Tuesday, May 12, 2009

Plural or Singular

Wolfgang Pauli postulated his hypothesis of the existence of the neutrino in his letter to a gathering on radioactivity in Tübingen in 1930. The letter begins by the words, "Dear radioactive ladies and gentlemen" [1, 2]. Sin'itiro Tomonaga [3] quotes this letter and says, "By the way, radioactive lady apparently refers to Lise Meitner."

Pauli used the plural form, "radioactive ladies." Therefore, referring to these words in the singular form is inconsistent. Meitner was surely the key person who had found the experimental result that had led to Pauli's hypothesis. Was not there, however, other ladies, for example, Marie Curie, at the gathering? Even if he had had a firm proof that Meitner had been the single lady present, Tomonaga should have said, "By the way, radioactive ladies actually meant Lise Meitner."

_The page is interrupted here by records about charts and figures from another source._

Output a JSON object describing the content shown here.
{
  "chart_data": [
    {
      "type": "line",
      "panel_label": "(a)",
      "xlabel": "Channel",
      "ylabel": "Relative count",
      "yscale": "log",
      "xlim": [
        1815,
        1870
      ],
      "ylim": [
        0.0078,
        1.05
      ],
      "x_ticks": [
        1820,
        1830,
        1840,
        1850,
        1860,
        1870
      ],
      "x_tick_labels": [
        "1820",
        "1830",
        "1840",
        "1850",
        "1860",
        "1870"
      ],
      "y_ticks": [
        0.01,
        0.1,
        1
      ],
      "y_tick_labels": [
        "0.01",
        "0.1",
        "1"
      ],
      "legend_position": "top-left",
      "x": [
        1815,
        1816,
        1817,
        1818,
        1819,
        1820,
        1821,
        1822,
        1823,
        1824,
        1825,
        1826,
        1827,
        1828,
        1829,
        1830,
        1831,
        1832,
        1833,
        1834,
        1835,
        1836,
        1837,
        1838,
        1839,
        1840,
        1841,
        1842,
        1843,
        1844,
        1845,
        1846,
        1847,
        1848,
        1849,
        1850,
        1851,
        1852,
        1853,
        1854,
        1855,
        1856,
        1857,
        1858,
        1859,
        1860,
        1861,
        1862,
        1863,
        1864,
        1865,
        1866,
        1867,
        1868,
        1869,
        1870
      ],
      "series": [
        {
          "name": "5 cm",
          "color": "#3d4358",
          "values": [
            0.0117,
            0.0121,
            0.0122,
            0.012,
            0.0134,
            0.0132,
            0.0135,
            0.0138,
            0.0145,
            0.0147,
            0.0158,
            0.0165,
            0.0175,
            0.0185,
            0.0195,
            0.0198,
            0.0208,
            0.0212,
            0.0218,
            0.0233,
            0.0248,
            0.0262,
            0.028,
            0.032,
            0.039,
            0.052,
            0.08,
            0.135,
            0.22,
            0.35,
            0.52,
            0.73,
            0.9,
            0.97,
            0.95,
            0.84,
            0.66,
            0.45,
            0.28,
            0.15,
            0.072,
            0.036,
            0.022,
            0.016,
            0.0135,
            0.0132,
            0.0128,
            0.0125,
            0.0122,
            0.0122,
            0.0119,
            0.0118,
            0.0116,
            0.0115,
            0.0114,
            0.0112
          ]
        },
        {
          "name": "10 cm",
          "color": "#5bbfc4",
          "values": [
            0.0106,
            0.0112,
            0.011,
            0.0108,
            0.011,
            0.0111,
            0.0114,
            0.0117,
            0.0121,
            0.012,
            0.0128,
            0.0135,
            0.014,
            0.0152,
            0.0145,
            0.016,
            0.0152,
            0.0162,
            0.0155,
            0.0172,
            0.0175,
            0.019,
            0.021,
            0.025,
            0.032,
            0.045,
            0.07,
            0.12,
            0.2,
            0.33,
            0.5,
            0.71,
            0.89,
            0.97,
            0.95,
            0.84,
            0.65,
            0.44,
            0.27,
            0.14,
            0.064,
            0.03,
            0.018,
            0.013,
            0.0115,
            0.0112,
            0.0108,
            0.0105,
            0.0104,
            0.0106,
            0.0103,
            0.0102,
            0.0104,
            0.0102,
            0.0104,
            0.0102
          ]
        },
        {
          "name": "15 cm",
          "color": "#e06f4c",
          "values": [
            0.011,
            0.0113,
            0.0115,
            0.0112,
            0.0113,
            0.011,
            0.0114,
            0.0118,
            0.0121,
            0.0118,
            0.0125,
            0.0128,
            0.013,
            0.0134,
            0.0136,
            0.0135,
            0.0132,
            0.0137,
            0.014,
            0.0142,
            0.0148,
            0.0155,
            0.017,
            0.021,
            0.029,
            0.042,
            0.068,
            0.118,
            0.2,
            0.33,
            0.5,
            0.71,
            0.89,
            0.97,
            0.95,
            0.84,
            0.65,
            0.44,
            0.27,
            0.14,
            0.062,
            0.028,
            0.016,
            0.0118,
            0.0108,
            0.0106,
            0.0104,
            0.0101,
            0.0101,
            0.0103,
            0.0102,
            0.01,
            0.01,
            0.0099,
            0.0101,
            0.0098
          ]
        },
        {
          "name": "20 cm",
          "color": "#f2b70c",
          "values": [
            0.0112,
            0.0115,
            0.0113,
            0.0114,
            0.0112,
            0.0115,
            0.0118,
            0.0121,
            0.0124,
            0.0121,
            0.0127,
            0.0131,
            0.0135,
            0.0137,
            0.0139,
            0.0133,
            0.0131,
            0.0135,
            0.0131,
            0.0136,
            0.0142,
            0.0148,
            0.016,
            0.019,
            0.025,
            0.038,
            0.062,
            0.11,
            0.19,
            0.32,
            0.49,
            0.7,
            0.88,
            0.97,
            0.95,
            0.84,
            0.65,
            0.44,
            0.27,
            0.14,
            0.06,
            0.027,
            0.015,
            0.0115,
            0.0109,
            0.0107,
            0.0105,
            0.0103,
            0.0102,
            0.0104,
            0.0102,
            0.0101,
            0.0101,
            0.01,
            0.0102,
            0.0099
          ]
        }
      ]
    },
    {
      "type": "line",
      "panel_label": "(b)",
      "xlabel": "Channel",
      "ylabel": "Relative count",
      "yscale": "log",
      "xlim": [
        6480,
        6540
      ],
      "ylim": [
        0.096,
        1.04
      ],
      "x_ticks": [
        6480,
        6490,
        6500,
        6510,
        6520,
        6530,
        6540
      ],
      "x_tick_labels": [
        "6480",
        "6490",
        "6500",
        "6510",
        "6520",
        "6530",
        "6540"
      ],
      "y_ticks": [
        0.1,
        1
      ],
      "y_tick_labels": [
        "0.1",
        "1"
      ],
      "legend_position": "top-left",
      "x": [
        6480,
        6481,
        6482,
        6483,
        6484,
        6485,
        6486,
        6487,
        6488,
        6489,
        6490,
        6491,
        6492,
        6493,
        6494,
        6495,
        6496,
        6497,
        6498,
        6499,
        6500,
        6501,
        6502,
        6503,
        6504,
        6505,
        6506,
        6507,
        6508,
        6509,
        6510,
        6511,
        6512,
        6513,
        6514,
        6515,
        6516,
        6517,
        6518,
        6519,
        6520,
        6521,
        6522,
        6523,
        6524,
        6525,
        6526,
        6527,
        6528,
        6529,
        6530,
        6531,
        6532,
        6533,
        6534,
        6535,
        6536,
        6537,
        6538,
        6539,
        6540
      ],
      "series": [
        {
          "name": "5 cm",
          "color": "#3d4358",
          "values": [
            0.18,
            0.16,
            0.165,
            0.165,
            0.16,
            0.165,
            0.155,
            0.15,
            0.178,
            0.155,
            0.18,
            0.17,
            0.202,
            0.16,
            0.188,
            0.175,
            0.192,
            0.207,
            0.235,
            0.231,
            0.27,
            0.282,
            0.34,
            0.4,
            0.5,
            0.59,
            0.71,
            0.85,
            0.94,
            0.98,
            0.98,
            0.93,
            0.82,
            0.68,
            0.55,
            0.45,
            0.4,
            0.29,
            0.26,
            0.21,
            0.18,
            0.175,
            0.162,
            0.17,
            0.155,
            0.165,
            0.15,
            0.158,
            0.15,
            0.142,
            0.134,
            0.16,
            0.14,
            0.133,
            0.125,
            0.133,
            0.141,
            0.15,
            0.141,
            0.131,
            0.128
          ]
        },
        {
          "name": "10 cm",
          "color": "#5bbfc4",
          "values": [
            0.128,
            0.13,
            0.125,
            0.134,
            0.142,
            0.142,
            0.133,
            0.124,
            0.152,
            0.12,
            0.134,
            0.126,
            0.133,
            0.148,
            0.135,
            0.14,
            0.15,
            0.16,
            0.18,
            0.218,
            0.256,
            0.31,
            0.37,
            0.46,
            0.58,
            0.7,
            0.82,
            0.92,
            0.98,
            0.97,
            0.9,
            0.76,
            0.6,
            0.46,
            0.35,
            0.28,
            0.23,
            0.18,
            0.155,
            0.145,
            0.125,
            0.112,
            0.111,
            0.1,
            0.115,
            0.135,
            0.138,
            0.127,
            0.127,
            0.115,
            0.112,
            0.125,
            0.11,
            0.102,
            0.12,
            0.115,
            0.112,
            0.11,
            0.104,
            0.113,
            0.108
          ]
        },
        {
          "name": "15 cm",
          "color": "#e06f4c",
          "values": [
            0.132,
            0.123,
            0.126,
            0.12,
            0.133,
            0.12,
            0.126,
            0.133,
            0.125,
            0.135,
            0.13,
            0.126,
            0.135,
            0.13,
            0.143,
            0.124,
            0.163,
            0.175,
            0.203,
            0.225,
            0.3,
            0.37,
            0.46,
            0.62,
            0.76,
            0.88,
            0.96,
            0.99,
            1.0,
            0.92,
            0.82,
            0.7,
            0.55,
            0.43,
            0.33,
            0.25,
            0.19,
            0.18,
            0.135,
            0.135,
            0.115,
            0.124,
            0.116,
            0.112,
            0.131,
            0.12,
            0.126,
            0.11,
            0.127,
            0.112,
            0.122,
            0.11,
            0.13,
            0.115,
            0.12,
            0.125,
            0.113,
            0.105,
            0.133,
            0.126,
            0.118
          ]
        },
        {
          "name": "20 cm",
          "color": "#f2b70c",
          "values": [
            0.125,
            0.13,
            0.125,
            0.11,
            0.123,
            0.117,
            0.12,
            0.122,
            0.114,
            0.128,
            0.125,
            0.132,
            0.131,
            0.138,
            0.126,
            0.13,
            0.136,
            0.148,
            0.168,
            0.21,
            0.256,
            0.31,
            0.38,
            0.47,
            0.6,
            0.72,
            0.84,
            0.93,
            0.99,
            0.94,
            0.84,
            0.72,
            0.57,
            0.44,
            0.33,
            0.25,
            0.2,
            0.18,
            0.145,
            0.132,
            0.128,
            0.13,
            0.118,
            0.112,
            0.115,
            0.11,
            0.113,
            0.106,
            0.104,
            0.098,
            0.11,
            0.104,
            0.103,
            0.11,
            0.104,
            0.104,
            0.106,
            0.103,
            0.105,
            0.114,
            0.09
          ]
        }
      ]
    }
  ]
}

By the way, I once started my presentation at an academic meeting by the words, "Good afternoon, a lady and gentlemen!" I wrote about that in "The Stolen Joke" [4]. Interestingly, the neutrino appears also in that story, though I have been forgetting about this fact.

  1. A. Pais, Inward Bound (Clarendon Press, Oxford, 1986) p. 315.
  2. K. Riesselmann, Logbook: Neutrino invention.
  3. S. Tomonaga, The Story of Spin, translated by T. Oka (Univ. Chicago Press, Chicago, 1997) p. 219.
  4. The Stolen Joke IDEA-ISAAC Web site (August 18, 1999).